I want to share a poem about LOVELINESS soon; of course the root word here is LOVE, and I got curious about the origins of this word we hear so often.
Everyone has a pretty good idea what the word LOVE means, though some people use it to season their discussions the way diners use pepper as a seasoning on food. I heard about a young woman getting a gentle reproof about this one day:
A young wife was talking to friends some item she liked, and enthusiastically gushed, “I just love it!”
An old grandma was among those listening and responded with some wise words: “Don’t love things. Love something that can love you back.”
And folks really get off course when they call it LOVE when it’s really infatuation or obsession:
A divorced and bitter woman, legally restrained from viciously stalking her ex and his new wife, sought the help of a psychiatrist. Explaining her obsession, she wailed, “But I love him! I can’t live without him.”

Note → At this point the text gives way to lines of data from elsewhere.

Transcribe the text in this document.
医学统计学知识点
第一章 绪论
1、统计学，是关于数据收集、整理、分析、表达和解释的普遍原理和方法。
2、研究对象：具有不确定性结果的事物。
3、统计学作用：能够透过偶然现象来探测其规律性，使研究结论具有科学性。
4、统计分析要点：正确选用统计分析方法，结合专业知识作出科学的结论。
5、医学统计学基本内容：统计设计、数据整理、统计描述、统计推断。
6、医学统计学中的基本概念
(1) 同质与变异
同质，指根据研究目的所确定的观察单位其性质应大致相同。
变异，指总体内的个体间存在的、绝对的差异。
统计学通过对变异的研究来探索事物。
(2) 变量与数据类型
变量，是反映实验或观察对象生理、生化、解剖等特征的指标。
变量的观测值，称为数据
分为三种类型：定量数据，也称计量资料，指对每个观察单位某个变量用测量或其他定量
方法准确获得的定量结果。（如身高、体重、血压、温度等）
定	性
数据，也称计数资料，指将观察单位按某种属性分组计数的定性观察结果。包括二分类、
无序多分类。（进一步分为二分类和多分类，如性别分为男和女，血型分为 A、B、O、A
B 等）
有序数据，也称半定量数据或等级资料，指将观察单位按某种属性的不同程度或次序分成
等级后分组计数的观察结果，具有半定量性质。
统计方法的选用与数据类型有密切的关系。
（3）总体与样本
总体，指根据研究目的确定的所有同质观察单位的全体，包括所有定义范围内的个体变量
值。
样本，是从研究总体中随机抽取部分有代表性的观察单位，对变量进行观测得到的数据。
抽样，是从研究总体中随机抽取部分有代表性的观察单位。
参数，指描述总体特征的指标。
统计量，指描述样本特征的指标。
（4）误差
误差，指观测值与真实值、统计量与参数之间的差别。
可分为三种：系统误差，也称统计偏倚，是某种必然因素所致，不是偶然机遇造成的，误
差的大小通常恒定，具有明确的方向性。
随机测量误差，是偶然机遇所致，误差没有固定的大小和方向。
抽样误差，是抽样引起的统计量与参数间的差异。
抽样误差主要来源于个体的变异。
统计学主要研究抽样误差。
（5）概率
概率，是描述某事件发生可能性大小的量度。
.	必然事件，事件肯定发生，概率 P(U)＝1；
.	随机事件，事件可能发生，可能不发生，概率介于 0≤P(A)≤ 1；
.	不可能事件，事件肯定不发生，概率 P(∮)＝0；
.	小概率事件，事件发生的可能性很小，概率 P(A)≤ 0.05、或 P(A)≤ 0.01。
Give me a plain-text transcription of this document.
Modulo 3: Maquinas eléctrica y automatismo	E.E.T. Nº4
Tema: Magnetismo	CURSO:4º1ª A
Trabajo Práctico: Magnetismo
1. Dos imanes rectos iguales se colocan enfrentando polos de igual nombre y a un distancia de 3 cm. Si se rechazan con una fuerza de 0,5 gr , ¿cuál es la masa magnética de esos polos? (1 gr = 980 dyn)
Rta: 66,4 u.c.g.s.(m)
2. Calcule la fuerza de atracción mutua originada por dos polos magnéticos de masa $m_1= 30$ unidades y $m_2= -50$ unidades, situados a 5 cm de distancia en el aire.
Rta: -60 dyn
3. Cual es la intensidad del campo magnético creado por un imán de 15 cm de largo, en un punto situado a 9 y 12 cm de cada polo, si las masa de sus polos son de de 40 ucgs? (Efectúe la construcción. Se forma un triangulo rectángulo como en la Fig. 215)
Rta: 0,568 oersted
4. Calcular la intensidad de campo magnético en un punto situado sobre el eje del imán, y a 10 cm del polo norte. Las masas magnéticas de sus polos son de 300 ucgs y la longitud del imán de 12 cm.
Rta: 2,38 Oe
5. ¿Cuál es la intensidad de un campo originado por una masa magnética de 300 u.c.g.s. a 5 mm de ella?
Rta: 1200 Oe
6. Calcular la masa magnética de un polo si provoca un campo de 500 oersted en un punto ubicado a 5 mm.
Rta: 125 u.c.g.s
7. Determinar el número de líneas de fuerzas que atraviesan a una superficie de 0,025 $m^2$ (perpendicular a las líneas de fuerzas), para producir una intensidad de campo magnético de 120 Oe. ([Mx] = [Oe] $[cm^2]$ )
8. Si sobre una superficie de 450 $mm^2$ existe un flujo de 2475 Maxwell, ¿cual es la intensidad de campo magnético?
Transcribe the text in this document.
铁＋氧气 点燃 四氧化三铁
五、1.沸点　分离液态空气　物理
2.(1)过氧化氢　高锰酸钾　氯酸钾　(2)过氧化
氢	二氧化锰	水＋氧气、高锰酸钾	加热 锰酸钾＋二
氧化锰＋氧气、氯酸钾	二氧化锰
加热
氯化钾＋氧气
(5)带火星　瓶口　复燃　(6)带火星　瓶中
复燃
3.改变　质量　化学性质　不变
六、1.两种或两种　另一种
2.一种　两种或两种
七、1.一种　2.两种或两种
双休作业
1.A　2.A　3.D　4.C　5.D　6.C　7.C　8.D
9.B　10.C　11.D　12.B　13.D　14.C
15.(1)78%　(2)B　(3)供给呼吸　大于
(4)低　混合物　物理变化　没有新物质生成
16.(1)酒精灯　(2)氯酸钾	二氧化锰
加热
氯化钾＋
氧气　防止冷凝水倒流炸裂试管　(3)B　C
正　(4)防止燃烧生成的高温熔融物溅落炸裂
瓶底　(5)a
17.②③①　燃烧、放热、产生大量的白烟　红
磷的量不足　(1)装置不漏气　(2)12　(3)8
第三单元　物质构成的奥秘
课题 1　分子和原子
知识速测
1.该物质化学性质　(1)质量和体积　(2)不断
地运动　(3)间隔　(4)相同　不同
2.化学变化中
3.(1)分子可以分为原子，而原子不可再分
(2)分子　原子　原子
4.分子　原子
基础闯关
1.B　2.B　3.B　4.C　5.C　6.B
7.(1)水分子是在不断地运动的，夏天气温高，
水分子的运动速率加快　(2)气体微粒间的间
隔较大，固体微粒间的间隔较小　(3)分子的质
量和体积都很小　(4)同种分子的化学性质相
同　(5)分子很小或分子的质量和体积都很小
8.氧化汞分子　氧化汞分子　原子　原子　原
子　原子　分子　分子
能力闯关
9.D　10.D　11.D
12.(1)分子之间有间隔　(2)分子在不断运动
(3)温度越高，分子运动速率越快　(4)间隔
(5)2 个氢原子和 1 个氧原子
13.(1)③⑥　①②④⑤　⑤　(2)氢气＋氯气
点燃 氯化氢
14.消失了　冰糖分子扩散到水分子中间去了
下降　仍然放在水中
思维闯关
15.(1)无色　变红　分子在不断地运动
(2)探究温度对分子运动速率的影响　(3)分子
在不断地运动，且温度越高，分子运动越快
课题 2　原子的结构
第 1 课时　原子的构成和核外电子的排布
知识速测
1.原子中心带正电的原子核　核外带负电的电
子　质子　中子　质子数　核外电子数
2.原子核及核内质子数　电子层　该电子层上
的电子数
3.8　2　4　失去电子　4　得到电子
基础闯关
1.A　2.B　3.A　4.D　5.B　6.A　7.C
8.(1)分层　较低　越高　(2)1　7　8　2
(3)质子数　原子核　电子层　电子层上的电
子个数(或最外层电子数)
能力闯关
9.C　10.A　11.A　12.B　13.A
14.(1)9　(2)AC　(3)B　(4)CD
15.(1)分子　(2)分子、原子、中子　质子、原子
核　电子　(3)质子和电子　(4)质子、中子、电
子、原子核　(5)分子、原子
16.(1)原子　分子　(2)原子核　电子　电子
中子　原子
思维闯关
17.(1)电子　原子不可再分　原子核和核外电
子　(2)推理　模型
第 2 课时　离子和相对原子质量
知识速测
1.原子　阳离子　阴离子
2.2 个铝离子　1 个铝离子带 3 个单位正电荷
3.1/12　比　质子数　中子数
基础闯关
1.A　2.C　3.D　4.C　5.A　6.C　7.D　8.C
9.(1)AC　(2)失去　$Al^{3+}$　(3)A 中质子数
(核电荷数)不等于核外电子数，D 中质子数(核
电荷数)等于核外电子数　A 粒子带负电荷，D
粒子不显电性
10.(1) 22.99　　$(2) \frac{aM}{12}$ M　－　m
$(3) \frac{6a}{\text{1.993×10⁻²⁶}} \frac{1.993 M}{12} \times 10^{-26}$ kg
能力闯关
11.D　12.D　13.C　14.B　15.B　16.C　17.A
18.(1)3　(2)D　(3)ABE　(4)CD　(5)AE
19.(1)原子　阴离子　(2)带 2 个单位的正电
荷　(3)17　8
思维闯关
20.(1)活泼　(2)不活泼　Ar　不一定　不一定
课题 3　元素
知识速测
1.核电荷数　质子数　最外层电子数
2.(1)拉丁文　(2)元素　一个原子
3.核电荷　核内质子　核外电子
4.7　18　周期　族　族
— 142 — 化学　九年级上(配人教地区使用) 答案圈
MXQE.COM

The psychiatrist bluntly replied, “That’s not love. That’s being a parasite.”
Love is one of the simplest and oldest in our English language. According to both dictionaries LOVE goes way…way…back — to the old English lufu, akin to the Old German luba. And this comes down, according to Lexico, “from an Indo-European root shared by Sanskrit: lubhyati, or “desires.”
Like ourselves, it has descended from the peoples who spread out after the biblical Tower of Babel episode. Perhaps, as the old grandma suggested, we should handle it more respectfully.